El truco OVNI que destapó una red de saqueadores
Hay historias tan absurdas que terminan revelando verdades brutales. Esta es una de ellas.
Imagina septiembre de 2023. En el Congreso mexicano, un fanático de los ovnis muestra lo que jura son cadáveres extraterrestres. Locura total. Todos se ríen. Pero nadie pregunta: ¿de dónde salieron esos "cuerpos" y cómo cruzaron la frontera desde Perú?
El montaje: un fraude evidente
Jaime Maussan, periodista obsesionado con lo paranormal, llega al Congreso con figuritas humanoides. Jura que son fósiles de minas de diatomeas, momificados naturalmente por siglos. Bajo juramento.
Pura fantasía. Los arqueólogos lo desmontan en minutos. Flavio Estrada, del Instituto de Medicina Legal de Perú, lo aclara en conferencia: son muñecos armados con huesos de animales y pegamento sintético moderno. Un artesanía barata disfrazada de prueba alienígena.
Fin del show extraterrestre. Todos a otra cosa.
O no tanto.
El crimen real que nadie vio venir
Mientras desarmaban el cuento OVNI, surgió algo peor. Esos huesos no eran cualquier cosa: restos humanos auténticos de Nazca, Perú. Zona de geoglifos milenarios y teorías conspirativas.
La gran duda: ¿Cómo sacaron restos precolombinos de Perú para un circo político?
Ahí entra Leandro Rivera. Confiesa que halló una cueva en Nazca y extrajo unos 200 esqueletos completos. Doscientos. No reliquias sueltas. Enteros, robados de su tumba y traficados.
Por qué Nazca es un paraíso para ladrones de tumbas
El desierto de Nazca conserva cuerpos como por arte de magia. Sales secas y sal mummifican naturalmente. Ideal para estudiar el pasado.
Pésimo para los saqueadores, que lo saben bien.
El patrimonio peruano sangra por estos robos. No son películas de asaltos épicos. Son locales que desentierran y venden en redes clandestinas. Evelyn Centurión, jefa de recuperación cultural en Perú, lo dice claro: "El saqueo no para". Falta unir fuerzas entre autoridades y comunidades.
El mercado negro en internet lo empeora todo
Internet lo convierte en negocio fácil. Durante la pandemia, sin turismo ni empleos, los saqueos explotaron. Gente desesperada encuentra compradores online dispuestos a pagar fortunas por antigüedades.

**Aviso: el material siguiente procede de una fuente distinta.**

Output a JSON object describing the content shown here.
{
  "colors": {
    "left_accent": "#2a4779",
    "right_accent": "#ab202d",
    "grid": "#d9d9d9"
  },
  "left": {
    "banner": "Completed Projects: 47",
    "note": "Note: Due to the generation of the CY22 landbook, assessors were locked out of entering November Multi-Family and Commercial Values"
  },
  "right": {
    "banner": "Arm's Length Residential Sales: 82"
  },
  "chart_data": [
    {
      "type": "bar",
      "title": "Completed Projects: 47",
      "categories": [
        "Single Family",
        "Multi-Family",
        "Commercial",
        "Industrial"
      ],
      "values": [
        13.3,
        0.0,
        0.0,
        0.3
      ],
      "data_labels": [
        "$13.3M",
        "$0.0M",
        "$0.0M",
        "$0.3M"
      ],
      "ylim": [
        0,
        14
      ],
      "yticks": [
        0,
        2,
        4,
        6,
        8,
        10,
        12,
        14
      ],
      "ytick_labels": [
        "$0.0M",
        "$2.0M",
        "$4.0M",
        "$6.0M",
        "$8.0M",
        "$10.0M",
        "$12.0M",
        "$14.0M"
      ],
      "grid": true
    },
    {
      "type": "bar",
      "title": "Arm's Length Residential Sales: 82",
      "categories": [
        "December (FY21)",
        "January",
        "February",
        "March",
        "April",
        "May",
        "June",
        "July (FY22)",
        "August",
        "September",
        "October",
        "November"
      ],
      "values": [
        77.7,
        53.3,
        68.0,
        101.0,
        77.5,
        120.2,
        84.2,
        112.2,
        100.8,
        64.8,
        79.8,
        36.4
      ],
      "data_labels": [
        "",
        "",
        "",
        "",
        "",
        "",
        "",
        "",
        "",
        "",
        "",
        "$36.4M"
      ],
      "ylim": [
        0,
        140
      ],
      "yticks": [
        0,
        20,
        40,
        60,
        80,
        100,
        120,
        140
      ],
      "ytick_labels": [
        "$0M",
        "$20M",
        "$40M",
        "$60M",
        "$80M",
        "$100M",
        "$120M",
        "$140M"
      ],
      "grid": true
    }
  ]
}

No hace falta ser genio criminal. Basta con una pala, un celular y un contacto. Así se "democratiza" el robo cultural.
¿Qué se hace al respecto?
Perú contraataca. Crea equipos especiales contra saqueadores y sube penas por tráfico. Pasos clave, pero van a la zaga de un problema viejo.
Ironía pura: un timo OVNI ridículo expone un delito masivo con miles de restos y tesoros perdidos. El fraude cayó en días. El saqueo, tardará años en frenarse.
La lección que queda
Detrás de cada bombo sensacionalista acecha un drama real. No importan los aliens. Lo que cuenta es honrar a los ancestros, guardar la historia y desmantelar una mafia que profana tumbas por plata.
Esos huesos no van a shows políticos. Deben quedarse en su sitio o en museos serios, con contexto histórico.
Maussan se volvió meme viral. Los verdaderos criminales siguen libres. La batalla apenas arranca.